2. Curiosidad interesada. “Asimismo un levita, llegando cerca de aquel lugar, y viéndole, pasó de largo” (Luc. 10:32). Este hombre es un tipo de aquellos que son muy inquisitivos, pero no tienen siquiera un poco de compasión. Quieren saber, pero no quieren ayudar. Este levita podría contar una historia sobre este pobre hombre cuando se fue a su casa, y justificar su conducta cruel al decir que el lugar era demasiado peligroso para él quedarse y levantar al caído. También por su acto, “pesado has sido en balanza, y fuiste hallado falto” (Dan. 5:27). “Pero el que tiene bienes de este mundo y ve a su hermano tener necesidad, y cierra contra él su corazón, ¿cómo mora el amor de Dios en él?” (1 Jn. 3:17).
3. Simpatía práctica. “Pero un samaritano, que iba de camino, vino cerca de él, y viéndole, fue movido a misericordia; y acercándose, vendó sus heridas, echándoles aceite y vino; y poniéndole en su cabalgadura, lo llevó al mesón, y cuidó de él.” (Luc. 10:33-34). Aunque los judíos no tenían tratos con los samaritanos, este samaritano en piedad se dispuso a ayudar al judío medio muerto.

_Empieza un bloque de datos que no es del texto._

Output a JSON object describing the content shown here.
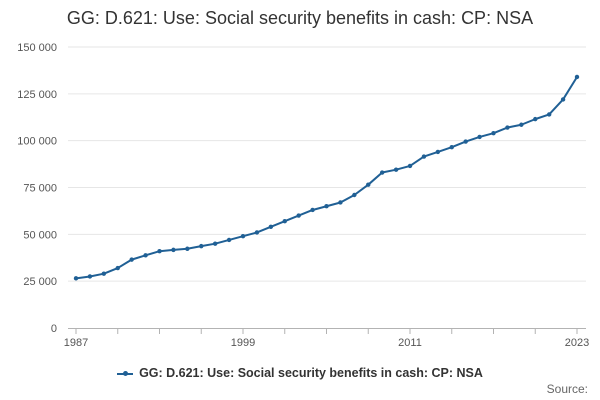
{
  "chart_data": {
    "type": "line",
    "title": "GG: D.621: Use: Social security benefits in cash: CP: NSA",
    "xlabel": "",
    "ylabel": "",
    "x": [
      1987,
      1988,
      1989,
      1990,
      1991,
      1992,
      1993,
      1994,
      1995,
      1996,
      1997,
      1998,
      1999,
      2000,
      2001,
      2002,
      2003,
      2004,
      2005,
      2006,
      2007,
      2008,
      2009,
      2010,
      2011,
      2012,
      2013,
      2014,
      2015,
      2016,
      2017,
      2018,
      2019,
      2020,
      2021,
      2022,
      2023
    ],
    "series": [
      {
        "name": "GG: D.621: Use: Social security benefits in cash: CP: NSA",
        "values": [
          26500,
          27500,
          29000,
          32000,
          36500,
          38800,
          41000,
          41700,
          42300,
          43700,
          45000,
          47000,
          49000,
          51000,
          54000,
          57000,
          60000,
          63000,
          65000,
          67000,
          71000,
          76500,
          83000,
          84500,
          86500,
          91500,
          94000,
          96500,
          99500,
          102000,
          104000,
          107000,
          108500,
          111500,
          114000,
          122000,
          134000
        ]
      }
    ],
    "xticks": [
      "1987",
      "1999",
      "2011",
      "2023"
    ],
    "yticks": [
      "0",
      "25 000",
      "50 000",
      "75 000",
      "100 000",
      "125 000",
      "150 000"
    ],
    "ylim": [
      0,
      150000
    ],
    "xlim": [
      1987,
      2023
    ],
    "grid": true,
    "legend_position": "bottom",
    "color": "#206095"
  },
  "source_label": "Source:"
}
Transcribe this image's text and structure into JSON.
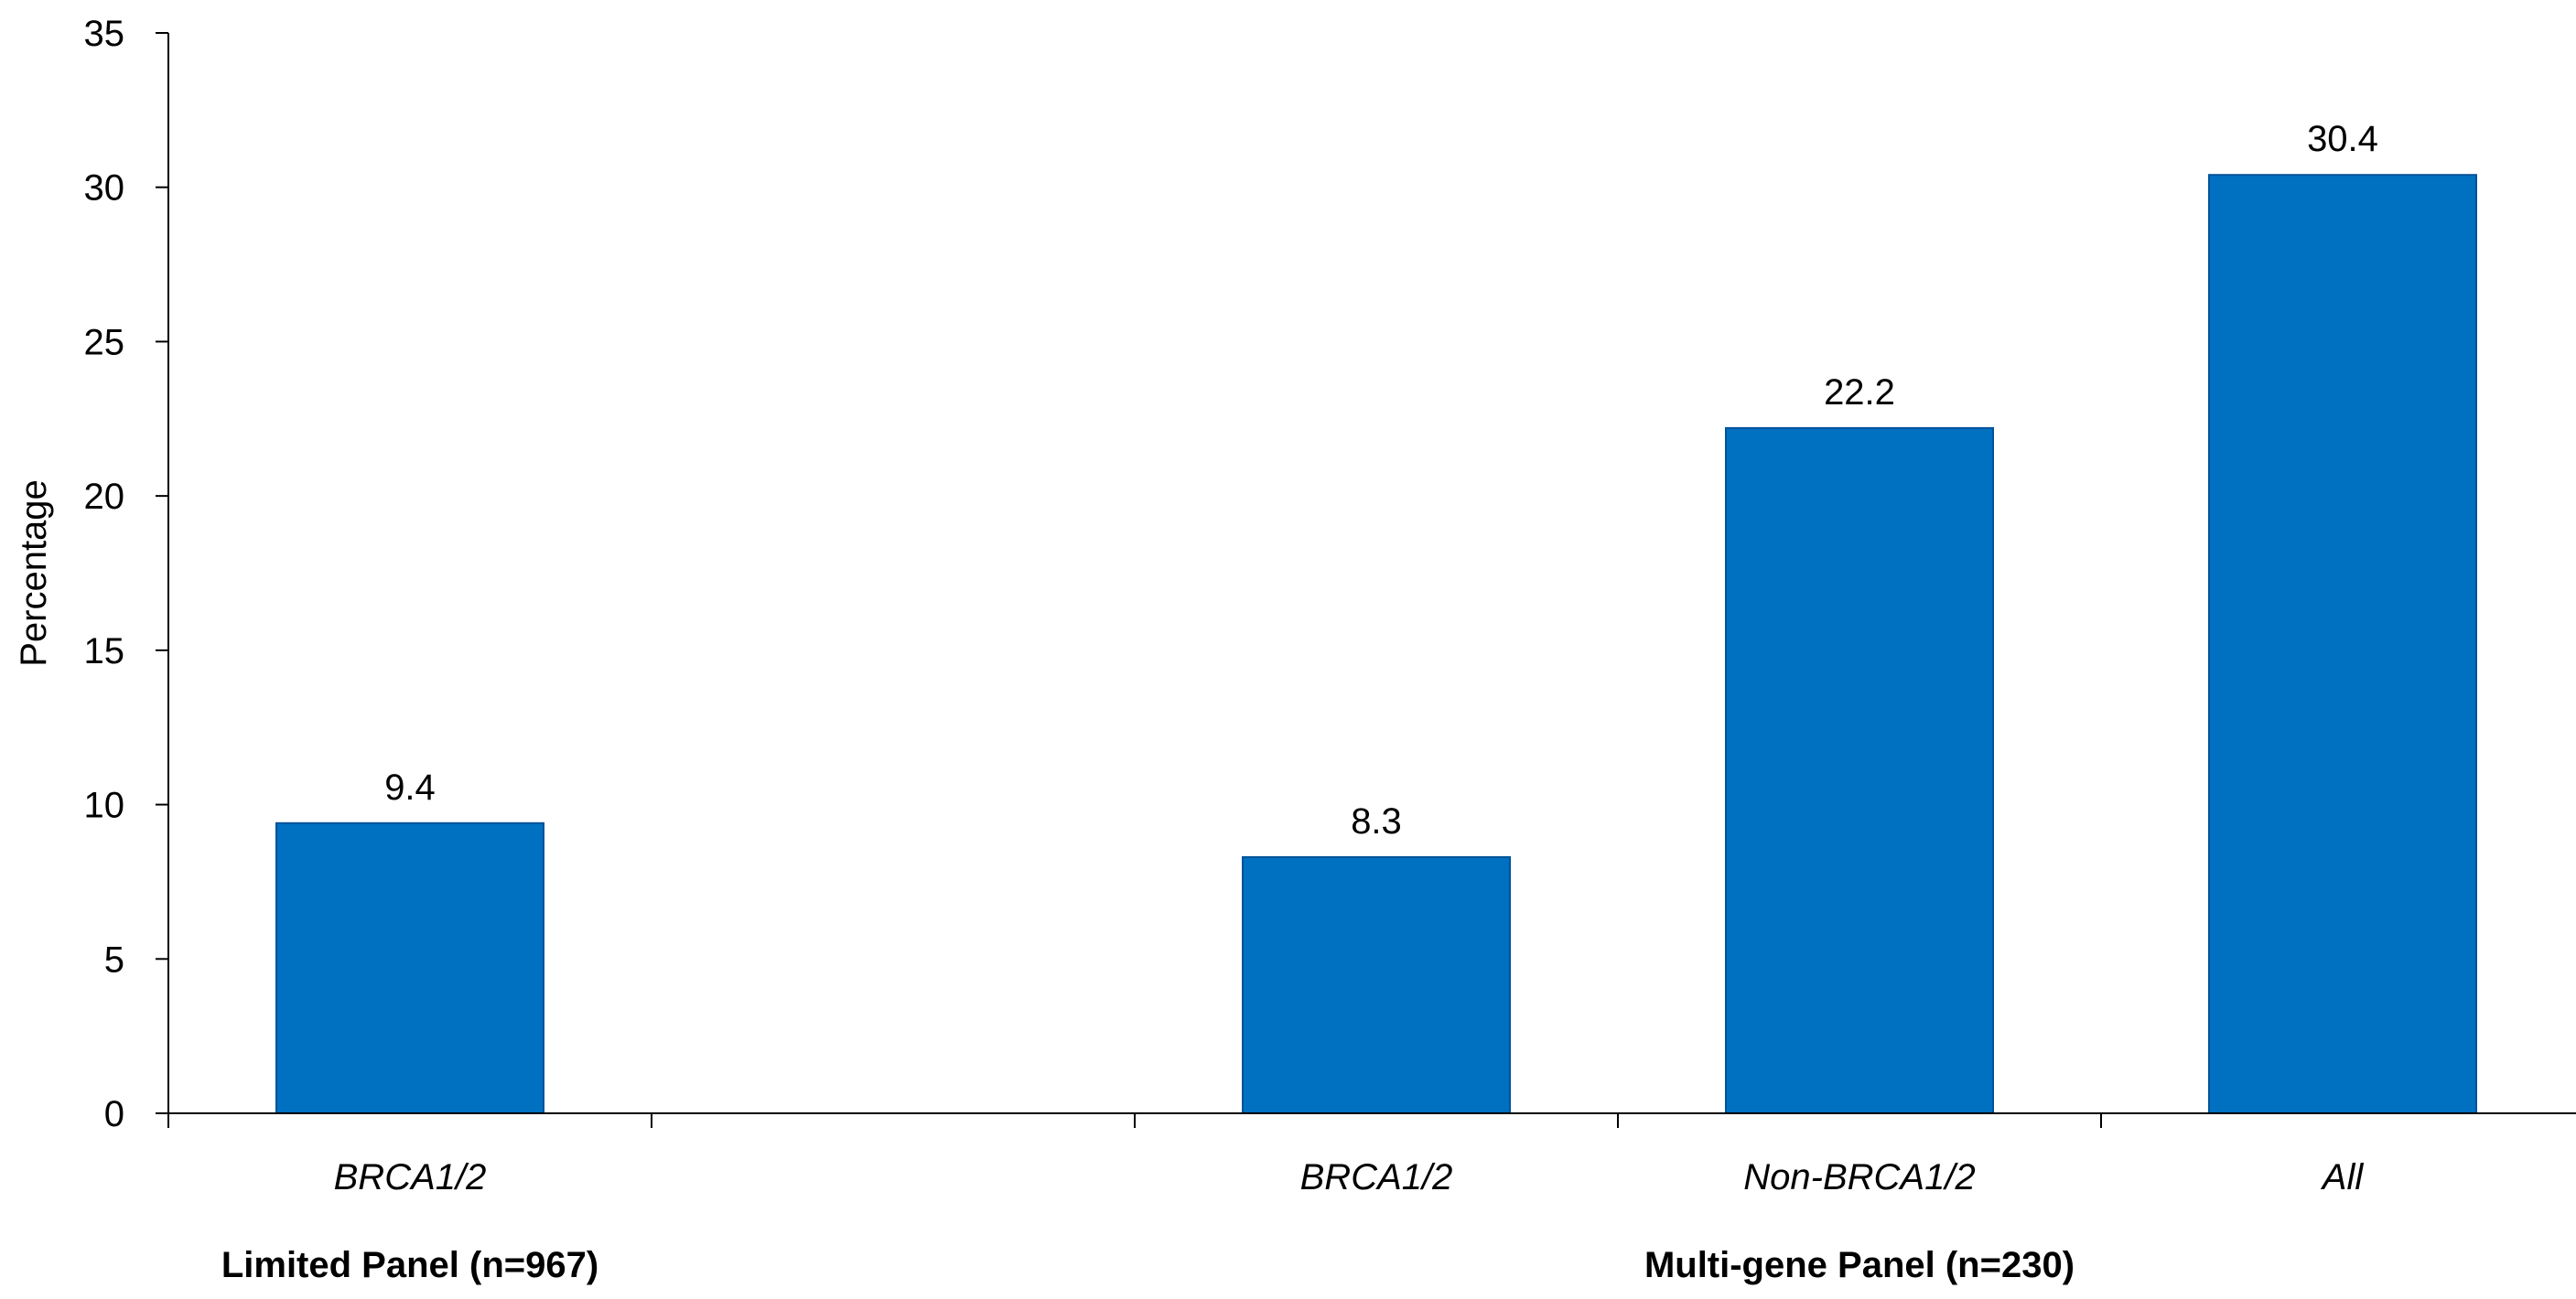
{
  "chart_data": {
    "type": "bar",
    "title": "",
    "xlabel": "",
    "ylabel": "Percentage",
    "ylim": [
      0,
      35
    ],
    "yticks": [
      0,
      5,
      10,
      15,
      20,
      25,
      30,
      35
    ],
    "grid": false,
    "legend": "none",
    "bar_color": "#0070C0",
    "categories": [
      "BRCA1/2",
      "",
      "BRCA1/2",
      "Non-BRCA1/2",
      "All"
    ],
    "values": [
      9.4,
      null,
      8.3,
      22.2,
      30.4
    ],
    "data_labels": [
      "9.4",
      "",
      "8.3",
      "22.2",
      "30.4"
    ],
    "groups": [
      {
        "label": "Limited Panel (n=967)",
        "categories": [
          0
        ]
      },
      {
        "label": "Multi-gene Panel (n=230)",
        "categories": [
          2,
          3,
          4
        ]
      }
    ]
  }
}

Este es la clave de la parábola. Un hombre despreciado, muestra misericordia, y en su compasión, salva a uno que vivía enemistado con él, manifestando así el amor de Dios en Cristo Jesús que se inclina para mostrar misericordia con un sacrificio personal que mata la enemistad (Ef. 2:16).

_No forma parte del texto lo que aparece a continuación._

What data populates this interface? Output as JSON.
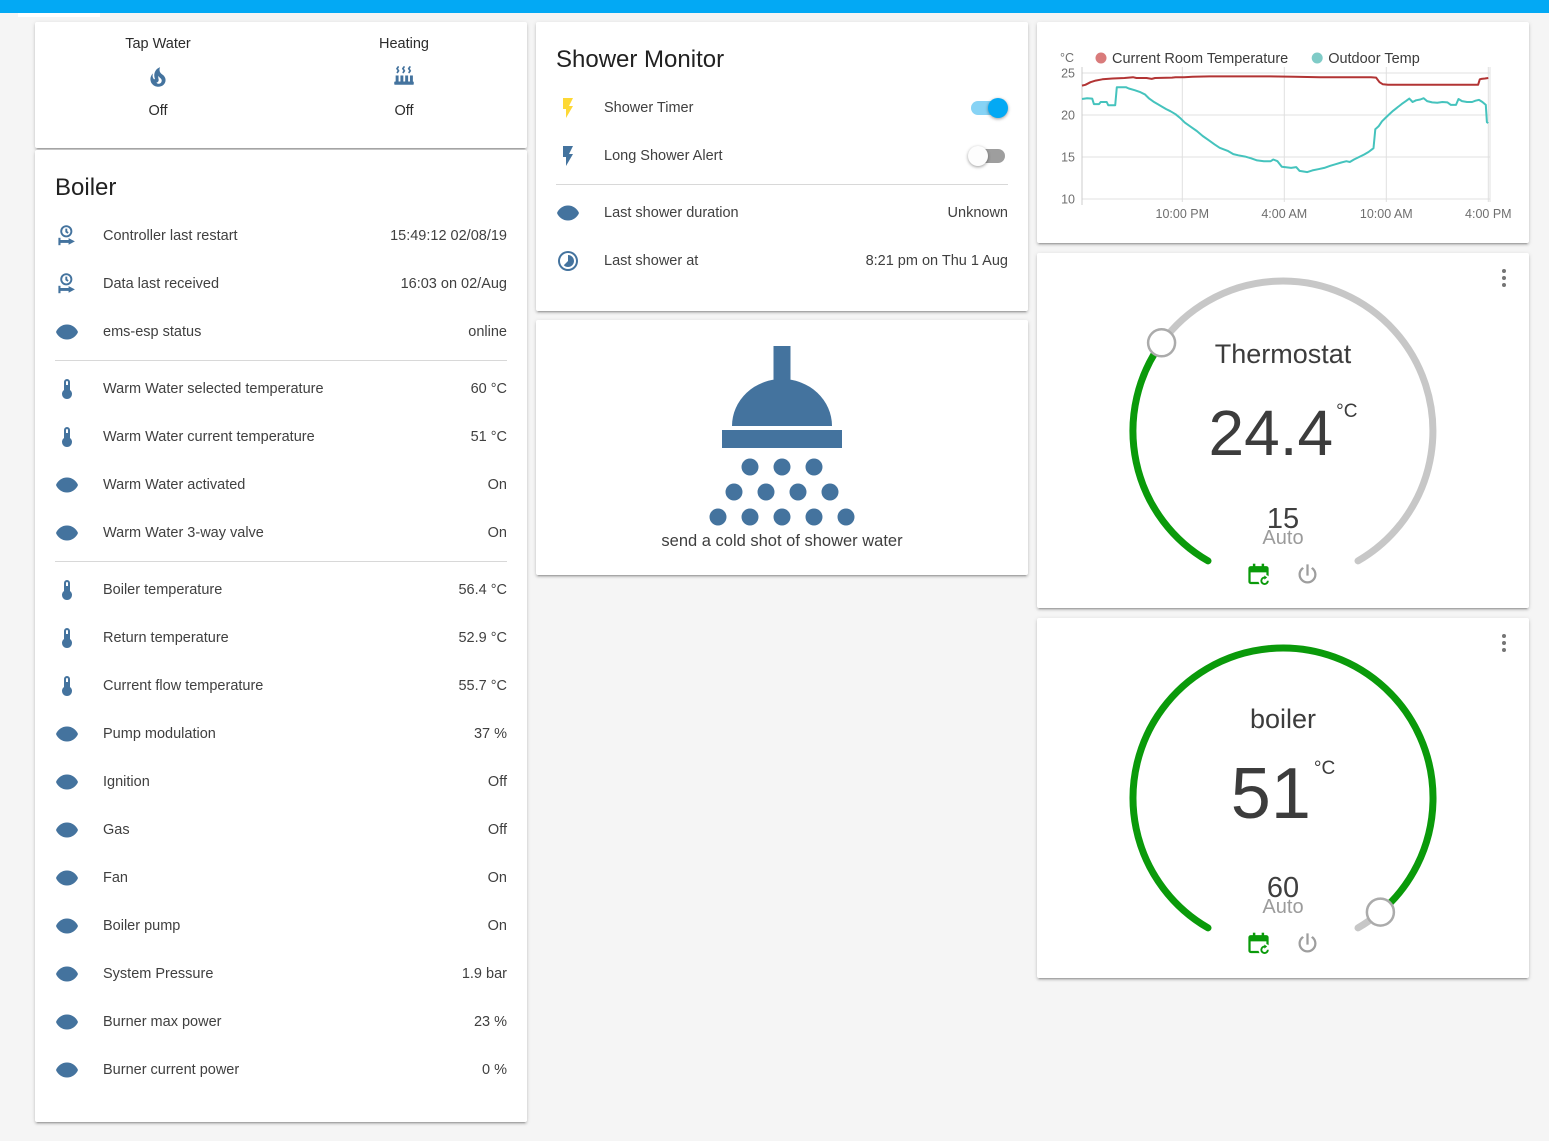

El buen samaritano tiene las características del menospreciado Nazareno, quien vino a buscar y salvar lo que se había perdido (Luc. 19:10).
(A). “Vino cerca de él” (Luc. 10:33). Cristo viene a nosotros justo donde estamos. En nuestro estado despojado y herido, no pudimos hacer nada por nosotros mismos (Rom. 5:6).

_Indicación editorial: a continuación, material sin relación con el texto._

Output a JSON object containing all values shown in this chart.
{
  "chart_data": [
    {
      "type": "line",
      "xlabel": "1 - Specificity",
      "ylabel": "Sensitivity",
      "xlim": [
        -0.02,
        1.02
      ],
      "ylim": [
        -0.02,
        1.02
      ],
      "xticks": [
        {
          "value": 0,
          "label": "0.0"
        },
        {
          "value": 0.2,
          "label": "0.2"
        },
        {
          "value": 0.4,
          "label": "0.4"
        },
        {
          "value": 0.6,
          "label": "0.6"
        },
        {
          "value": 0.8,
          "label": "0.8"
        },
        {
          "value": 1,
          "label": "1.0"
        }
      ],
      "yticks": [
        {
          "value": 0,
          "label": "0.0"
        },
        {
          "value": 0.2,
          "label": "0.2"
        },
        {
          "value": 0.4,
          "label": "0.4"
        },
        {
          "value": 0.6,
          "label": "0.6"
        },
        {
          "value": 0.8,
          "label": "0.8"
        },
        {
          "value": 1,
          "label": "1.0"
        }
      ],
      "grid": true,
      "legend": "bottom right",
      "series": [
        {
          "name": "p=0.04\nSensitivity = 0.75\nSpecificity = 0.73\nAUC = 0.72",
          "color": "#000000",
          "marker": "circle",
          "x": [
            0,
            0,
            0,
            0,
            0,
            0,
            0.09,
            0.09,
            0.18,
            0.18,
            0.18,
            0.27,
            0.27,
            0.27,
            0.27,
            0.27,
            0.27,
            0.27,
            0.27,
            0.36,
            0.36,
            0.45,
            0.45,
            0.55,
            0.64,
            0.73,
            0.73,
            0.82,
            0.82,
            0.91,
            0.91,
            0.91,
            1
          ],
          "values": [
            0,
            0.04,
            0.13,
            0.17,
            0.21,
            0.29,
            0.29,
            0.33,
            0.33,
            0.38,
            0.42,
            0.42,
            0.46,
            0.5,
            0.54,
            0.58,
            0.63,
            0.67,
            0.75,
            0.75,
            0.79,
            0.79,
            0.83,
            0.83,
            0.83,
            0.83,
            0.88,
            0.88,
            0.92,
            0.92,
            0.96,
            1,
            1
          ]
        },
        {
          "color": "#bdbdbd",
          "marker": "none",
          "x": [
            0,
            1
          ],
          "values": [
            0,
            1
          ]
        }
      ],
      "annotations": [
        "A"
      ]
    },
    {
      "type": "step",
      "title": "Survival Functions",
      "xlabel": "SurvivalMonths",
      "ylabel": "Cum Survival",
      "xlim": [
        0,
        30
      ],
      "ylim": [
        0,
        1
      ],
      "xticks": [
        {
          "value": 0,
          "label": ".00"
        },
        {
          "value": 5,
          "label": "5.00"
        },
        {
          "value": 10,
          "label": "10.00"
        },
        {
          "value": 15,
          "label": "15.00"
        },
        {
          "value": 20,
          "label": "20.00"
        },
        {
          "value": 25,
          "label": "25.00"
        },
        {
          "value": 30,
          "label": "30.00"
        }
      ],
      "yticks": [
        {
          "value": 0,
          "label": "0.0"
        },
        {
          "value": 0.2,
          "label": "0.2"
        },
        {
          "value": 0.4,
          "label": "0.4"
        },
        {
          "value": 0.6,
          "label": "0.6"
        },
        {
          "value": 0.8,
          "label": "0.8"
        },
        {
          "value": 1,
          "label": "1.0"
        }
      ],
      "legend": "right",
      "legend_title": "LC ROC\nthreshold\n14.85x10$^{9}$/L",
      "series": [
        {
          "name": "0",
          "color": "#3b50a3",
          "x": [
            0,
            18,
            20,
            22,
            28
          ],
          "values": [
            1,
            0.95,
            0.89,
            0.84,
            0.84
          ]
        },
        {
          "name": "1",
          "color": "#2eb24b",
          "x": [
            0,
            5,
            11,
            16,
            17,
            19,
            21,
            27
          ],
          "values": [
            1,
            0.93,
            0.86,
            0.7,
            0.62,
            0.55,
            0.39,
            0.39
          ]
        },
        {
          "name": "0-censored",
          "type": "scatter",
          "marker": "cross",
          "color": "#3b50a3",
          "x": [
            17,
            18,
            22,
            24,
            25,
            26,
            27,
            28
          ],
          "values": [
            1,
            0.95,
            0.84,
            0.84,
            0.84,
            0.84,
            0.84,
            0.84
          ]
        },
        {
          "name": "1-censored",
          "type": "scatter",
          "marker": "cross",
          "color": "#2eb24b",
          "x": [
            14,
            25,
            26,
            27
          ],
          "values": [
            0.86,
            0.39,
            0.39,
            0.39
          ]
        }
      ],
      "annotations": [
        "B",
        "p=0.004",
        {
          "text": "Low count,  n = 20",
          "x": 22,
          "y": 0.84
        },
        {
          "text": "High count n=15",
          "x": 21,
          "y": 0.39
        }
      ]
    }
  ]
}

(B). “Fue movido a misericordia” (Luc. 10:33). Su corazón se movió hacia él. La salvación de Cristo fue una obra del corazón. Nos amó, y se entregó por nosotros (Gal. 2:20).
(C). “Y acercándose, vendó sus heridas, echándoles aceite y vino; y poniéndole en su cabalgadura, lo llevó al mesón, y cuidó de él” (Luc. 10:34). Aunque tengamos “herida, hinchazón y podrida llaga” (Isa. 1:6), Cristo puede ungir, sanar y liberar (Luc. 4:18). Esto lo hace con el aceite de su Espíritu y el vino de su Palabra.
(D). “Poniéndole en su cabalgadura” (Luc. 10:34). Aquellos a quienes el Señor levanta también son puestos en su propio lugar. “Amados, ahora somos hijos de Dios, y aún no se ha manifestado lo que hemos de ser; pero sabemos que cuando él se manifieste, seremos semejantes a él, porque le veremos tal como él es” (1 Jn. 3:2).
(E). “Lo llevó al mesón” (Luc. 10:34). Los salvos del Señor también encuentran refugio y nuevas amistades.
(F). “Cuidó de él”. En la salvación de Cristo no solo hay una gran liberación, sino también una providencia especial (Rom. 8:28). Él tiene cuidado de ti (1 Ped. 5:7).
(G). “Y todo lo que gastes de más, yo te lo pagaré cuando regrese” (Luc. 10:35). Él dejó una promesa concerniente a él. Nuestro gran Pastor también ha dejado lo suficiente para nuestra necesidad durante su ausencia mediante “preciosas y grandísimas promesas” (2 Ped. 1:4). “De cierto os digo que en cuanto lo hicisteis a uno de estos mis hermanos más pequeños, a mí lo hicisteis” (Mat. 25:40).
III. La gran lección
“Pues para esto fuisteis llamados; porque también Cristo padeció por nosotros, dejándonos ejemplo, para que sigáis sus pisadas” (1 Ped. 2:21). “Vé, y haz tú lo mismo” (Luc. 10:37).